This duck was created by Joshua Sammy, Helen Mylne and Shuyu Deng.

Through history, species have been lost and gained through extinction, speciation, hybridisation, and changes to species distribution. Over the period of the Anthropocene, humans have been a driving force in many of these events.

Changes in planetary and local biodiversity are represented in the artefacts that we find in the soil. Moving up through the soil strata, we see the loss of mammoths and the great megafauna, followed by the hybridisation of Spanish sparrows and house sparrows to produce the Italian sparrow during the time of the Romans.

Most recently, we depict the golden toad of Costa Rica's cloud forests, officially declared extinct in 2004 and likely driven to extinction by a combination of habitat loss, climate change and disease.

As the past moves into the present and the future, the trail of species diversity becomes unclear, with many possible paths to take. With the potential for de-extinction of previously lost species on the horizon, including those megafauna that walked the tundra during the Stone Age, who knows where our planet's biodiversity is headed?

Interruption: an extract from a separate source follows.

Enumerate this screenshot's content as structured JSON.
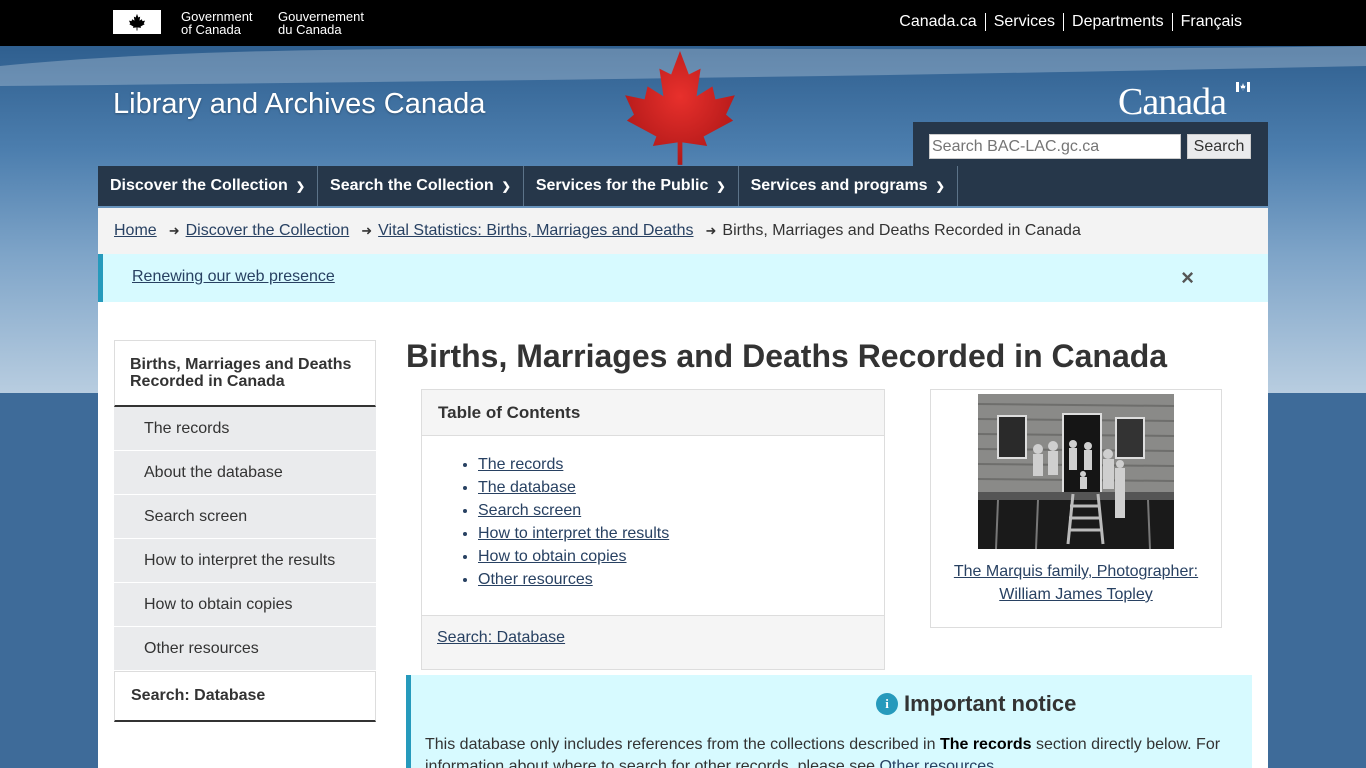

To highlight the changes over time, each species is represented in an art style representative of the time of its extinction or appearance: from mammoth cave paintings through art deco flowers to a dead frog emoji, our duck has it all.

Towards the top you can see the trail getting more ethereal as the future is yet to unfold, as we don't know what new speciations and extinctions may come to pass.

This duck is representative of the combined work of many researchers in the Leverhulme Centre for Anthropocene Biodiversity. The Anthropocene spans approximately the past 11,000 years of history, and we have researchers investigating many aspects of biodiversity and biodiversity change over that time frame.

The evolution of biodiversity through human history is one of the key themes that ties together a huge range of biological, economic, historical and social research within the Leverhulme Centre, and has inspired a wide range of interdisciplinary outputs.